Reviewing his career, Blues Rock Review, said, "Never a virtuoso or an overly flashy player, Ralphs' guitar chops always felt workman-like: laser-focused on skilfully and passionately providing exactly what the song called for without flashy embellishments. Some of the most iconic crunchy riffs of '70s-era blues rock came from his hands while in Bad Company, but Ralphs also toured with such legends as David Gilmour and led a solo career full of treats for blues rockers."

Before his death, Ralphs was able to express his happiness that Bad Company were due to be inducted into the Rock and Roll Hall of Fame in November 2025.

==Guitars==
- Mott the Hoople – Gibson Les Paul Junior
- Bad Company – Fender Telecaster, Fender Stratocaster, Gibson Les Paul Standard, Fender Esquire, Gibson Flying V (as seen in the "Feel Like Makin' Love" official video)

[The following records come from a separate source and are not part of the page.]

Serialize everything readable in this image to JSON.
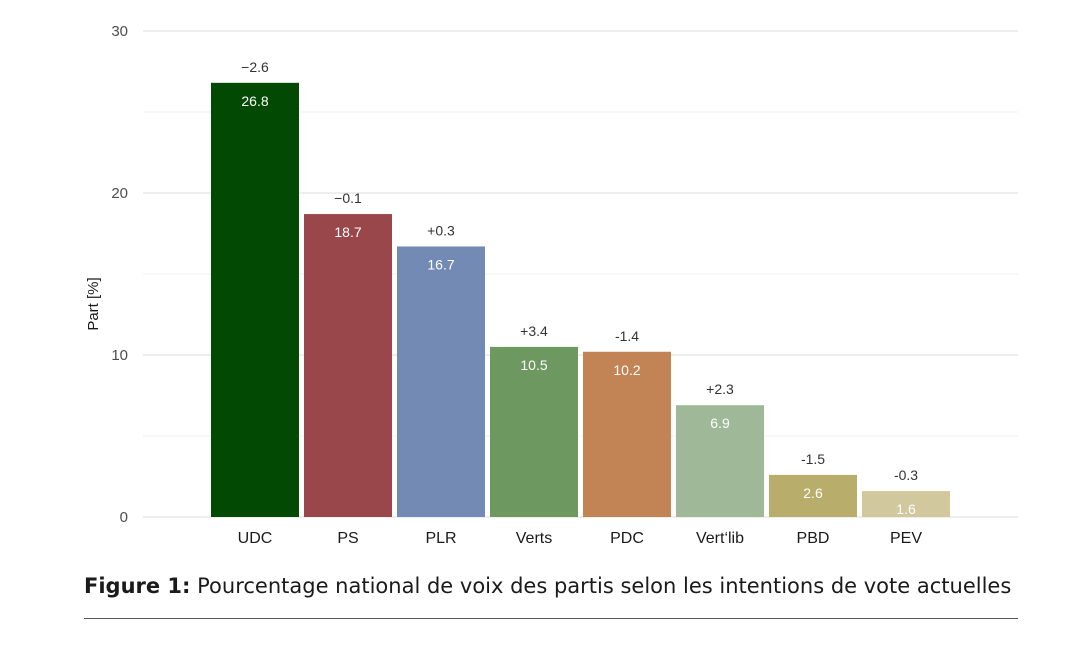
{
  "chart_data": {
    "type": "bar",
    "categories": [
      "UDC",
      "PS",
      "PLR",
      "Verts",
      "PDC",
      "Vert‘lib",
      "PBD",
      "PEV"
    ],
    "values": [
      26.8,
      18.7,
      16.7,
      10.5,
      10.2,
      6.9,
      2.6,
      1.6
    ],
    "value_labels": [
      "26.8",
      "18.7",
      "16.7",
      "10.5",
      "10.2",
      "6.9",
      "2.6",
      "1.6"
    ],
    "change_labels": [
      "−2.6",
      "−0.1",
      "+0.3",
      "+3.4",
      "-1.4",
      "+2.3",
      "-1.5",
      "-0.3"
    ],
    "colors": [
      "#024a03",
      "#9a474c",
      "#728ab4",
      "#6d9860",
      "#c28455",
      "#9eb898",
      "#b8ad6b",
      "#d1c89d"
    ],
    "xlabel": "",
    "ylabel": "Part [%]",
    "ylim": [
      0,
      30
    ],
    "yticks": [
      0,
      10,
      20,
      30
    ],
    "grid": true,
    "legend": "none"
  },
  "caption": {
    "prefix": "Figure 1:",
    "text": " Pourcentage national de voix des partis selon les intentions de vote actuelles"
  }
}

- Burns with tri-sonic pickups
- Martin D-76 Bicentennial
- Rosetti Lucky 7

==Notable songwriting credits==

- "Rock and Roll Queen" (1969)
- "Ready for Love" (1972)
- "One of the Boys" with Ian Hunter (1972)
- "Movin' On" (1972)
- "Can't Get Enough" (1973)
- "Good Lovin' Gone Bad" (1975)
- "Feel Like Makin' Love" with Paul Rodgers (1974)
- "Flying Hour" with George Harrison (1978)
- "Oh, Atlanta" (recorded originally by Bad Company on the album Desolation Angels (1978); later covered by Alison Krauss)

== Discography ==
=== Solo ===
- 1984 – Take This − Re-edited on CD in 1996
- 2001 – It's All Good − Recorded live in 1999 with Simon Kirke and Boz Burrell
- 2003 – That's Life

=== Mott the Hoople ===

- 1969 – Mott the Hoople
- 1970 – Mad Shadows
- 1971 – Wildlife
- 1971 – Brain Capers
- 1972 – All the Young Dudes
- 1972 – Rock and Roll Queen (compilation album)
- 1973 – Mott
- 1974 – The Hoople − Ralphs sang backup vocals on "Pearl 'n' Roy (England)" and played rhythm guitar on "Roll Away the Stone".

=== Bad Company ===

- 1974 – Bad Company
- 1975 – Straight Shooter
- 1976 – Run With The Pack
- 1977 – Burnin' Sky
- 1979 – Desolation Angels
- 1982 – Rough Diamonds
- 1985 – 10 from 6 (compilation)
- 1986 – Fame and Fortune
- 1988 – Dangerous Age
- 1990 – Holy Water
- 1992 – Here Comes Trouble
- 1993 – What You Hear Is What You Get: The Best of Bad Company (live album)
- 1995 – Company of Strangers
- 1996 – Stories Told & Untold
- 1999 – The 'Original' Bad Co. Anthology (compliation)
- 2006 – Live in Albuquerque 1976 (live album)}
- 2010 – Hard Rock Live (live album)
- 2011 – Live at Wembley (live album)
- 2016 – Live in Concert 1977 & 1979 (live album)

=== Mick Ralphs Blues Band ===
- 2013 – I Should Know Better
- 2016 – If It Ain't Broke

===Collaborations===
- 1971: Under Open Skies by Luther Grosvenor
- 1984: Ralphs toured with David Gilmour to support his second solo album About Face, with Gregg Dechert on keyboards, Mickey Feat on bass, Sue Evans and Jody Linscott on percussions, Raphael Ravenscroft on saxophone, flute and keyboards and Chris Slade on drums. No live album has been released but a video of a performance at the Hammersmith Odeon was released in 1984 with special guests: Roy Harper (vocals, percussion) and Nick Mason (drums).